Support and resistance levels are the prices that a stock or an index are unlikely to breach. These are derived from the technical analysis of stocks and indices. The support level is one below which a stock is unlikely to fall. This is because the analysis of the historical price movement of that stock has shown that at that particular price level, there was a surge of interest among buyers. As a result, the stock usually bounces back after hitting this crucial price level. Like stocks, an index can also have a support level.
|The stock fell to its support in January and February, but bounced back each time. Selling pressure broke down the support in March and it fell to the next level.|
|The stock faced resistance at Rs 60 and fell back after touching it once in February. The next time it crossed the resistance level in March and shot up decisively.|
There can be multiple support levels for a stock. Widespread selling can cause a stock (or index) to break one support and seek a new one at a lower level. As soon as the support level is crossed, the share price goes into a free fall until it reaches the next support level. This sharp fall usually occurs because a lot of investors exit from the stock as soon as the support level is breached.
In the hypothetical example (see graph), the stock was quoting at Rs 120 and reached its first support of Rs 100 and then Rs 80. The stock fell to Rs 100 twice and managed to bounce back each time.

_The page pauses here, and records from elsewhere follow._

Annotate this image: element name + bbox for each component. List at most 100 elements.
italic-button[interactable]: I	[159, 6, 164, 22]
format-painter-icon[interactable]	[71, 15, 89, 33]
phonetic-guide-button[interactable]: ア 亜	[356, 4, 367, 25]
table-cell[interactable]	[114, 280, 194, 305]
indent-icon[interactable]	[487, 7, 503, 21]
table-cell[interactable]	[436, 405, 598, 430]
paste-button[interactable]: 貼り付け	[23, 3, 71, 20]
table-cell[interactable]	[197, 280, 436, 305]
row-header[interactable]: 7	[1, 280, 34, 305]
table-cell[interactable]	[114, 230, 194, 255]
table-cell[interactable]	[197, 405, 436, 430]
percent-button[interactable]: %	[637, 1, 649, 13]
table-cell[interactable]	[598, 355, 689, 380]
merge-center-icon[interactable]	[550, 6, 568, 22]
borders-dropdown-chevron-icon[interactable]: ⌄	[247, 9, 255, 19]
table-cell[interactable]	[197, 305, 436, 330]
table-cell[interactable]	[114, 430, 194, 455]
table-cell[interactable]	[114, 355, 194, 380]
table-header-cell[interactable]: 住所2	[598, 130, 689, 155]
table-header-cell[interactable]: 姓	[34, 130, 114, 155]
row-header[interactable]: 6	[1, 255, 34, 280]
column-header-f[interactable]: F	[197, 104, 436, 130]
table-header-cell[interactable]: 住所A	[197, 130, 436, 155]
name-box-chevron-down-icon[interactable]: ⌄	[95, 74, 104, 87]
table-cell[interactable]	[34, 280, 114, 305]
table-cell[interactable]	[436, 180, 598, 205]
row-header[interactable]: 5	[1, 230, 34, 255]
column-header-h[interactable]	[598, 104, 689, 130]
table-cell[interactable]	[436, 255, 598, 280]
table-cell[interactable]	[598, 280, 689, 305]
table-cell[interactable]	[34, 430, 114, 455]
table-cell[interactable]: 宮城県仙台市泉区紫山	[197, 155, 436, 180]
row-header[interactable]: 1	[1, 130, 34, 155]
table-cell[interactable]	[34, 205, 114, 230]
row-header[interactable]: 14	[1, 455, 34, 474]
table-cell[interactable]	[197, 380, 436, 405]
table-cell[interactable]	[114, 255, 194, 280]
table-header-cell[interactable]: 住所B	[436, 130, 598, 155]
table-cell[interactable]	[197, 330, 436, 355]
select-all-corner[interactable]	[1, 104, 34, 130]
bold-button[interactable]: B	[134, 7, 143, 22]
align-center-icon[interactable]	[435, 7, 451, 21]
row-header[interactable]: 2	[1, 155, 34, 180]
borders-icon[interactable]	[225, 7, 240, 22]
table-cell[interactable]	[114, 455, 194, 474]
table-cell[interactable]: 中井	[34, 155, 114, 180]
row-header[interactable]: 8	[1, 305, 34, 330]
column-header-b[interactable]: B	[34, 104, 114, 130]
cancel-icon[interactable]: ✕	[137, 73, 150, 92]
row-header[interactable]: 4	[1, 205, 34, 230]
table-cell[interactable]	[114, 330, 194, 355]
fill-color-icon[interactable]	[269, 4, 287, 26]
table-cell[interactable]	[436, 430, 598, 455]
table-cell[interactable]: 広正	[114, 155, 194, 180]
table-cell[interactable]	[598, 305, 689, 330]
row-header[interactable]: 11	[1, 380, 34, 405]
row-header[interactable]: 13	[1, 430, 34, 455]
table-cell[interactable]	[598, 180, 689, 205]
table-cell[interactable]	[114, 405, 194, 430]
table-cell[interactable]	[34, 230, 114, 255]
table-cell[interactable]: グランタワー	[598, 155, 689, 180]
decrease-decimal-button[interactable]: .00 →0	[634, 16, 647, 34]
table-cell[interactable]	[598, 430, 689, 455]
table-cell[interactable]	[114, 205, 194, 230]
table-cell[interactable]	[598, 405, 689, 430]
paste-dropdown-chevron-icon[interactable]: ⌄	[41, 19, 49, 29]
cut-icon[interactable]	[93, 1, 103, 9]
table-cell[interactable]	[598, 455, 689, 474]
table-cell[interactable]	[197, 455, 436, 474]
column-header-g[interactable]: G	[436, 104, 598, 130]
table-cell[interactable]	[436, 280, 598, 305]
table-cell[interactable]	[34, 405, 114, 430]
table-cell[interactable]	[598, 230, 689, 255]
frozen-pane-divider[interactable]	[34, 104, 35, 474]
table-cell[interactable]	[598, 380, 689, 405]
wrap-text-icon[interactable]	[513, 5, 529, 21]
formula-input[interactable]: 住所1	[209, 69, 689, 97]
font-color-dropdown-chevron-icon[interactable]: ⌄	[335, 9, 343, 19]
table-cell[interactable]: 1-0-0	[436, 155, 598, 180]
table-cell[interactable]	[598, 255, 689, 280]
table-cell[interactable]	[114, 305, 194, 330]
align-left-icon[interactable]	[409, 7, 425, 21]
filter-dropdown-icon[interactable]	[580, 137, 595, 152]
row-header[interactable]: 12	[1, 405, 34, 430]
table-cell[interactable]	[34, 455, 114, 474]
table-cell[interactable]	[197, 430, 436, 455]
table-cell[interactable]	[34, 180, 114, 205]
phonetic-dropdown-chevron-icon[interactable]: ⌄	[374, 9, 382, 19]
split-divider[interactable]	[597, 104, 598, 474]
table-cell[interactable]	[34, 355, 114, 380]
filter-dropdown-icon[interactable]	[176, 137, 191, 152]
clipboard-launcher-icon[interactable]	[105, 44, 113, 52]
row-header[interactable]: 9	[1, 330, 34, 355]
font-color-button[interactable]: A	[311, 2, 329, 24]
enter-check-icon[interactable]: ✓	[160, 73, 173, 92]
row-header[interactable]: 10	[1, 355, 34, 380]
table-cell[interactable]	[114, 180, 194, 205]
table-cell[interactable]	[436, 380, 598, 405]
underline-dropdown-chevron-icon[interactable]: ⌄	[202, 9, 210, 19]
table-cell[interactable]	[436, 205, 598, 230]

But the selling pressure broke down the support level and the stock fell below Rs 100, coming all the way down to Rs 80. At such a level, buyers in large numbers usually step in because the price seems attractive.
Resistance is the opposite of support. It is the level which is difficult for a stock or an index to cross. While the support level acts as a floor, the resistance is the ceiling for the stock price. If the support level signifies a buying opportunity, the resistance level is time to book profits. A lot of investors tend to sell when a resistance level is reached, triggering a decline in the stock price.
After a stock falls below the support level, this price becomes the resistance level. A stock usually finds it difficult to cross this price level once it has fallen decisively below it.
It’s not as if this ceiling cannot be breached. If a stock crosses the resistance, it usually sees a sudden surge in interest in investors and the stock price shoots up. Here again, a new resistance level is set at higher levels once the stock crosses the previous price hurdle. In the given example, the stock faced resistance at Rs 60 and fell back after touching it. The next time it cleared the level and shot up decisively till it touched the second resistance level at Rs 75.
Technical indicators such as support and resistance levels are only for the short term. They are immaterial when it comes to long-term investments. For long-term investors, fundamentals are more meaningful than technicals.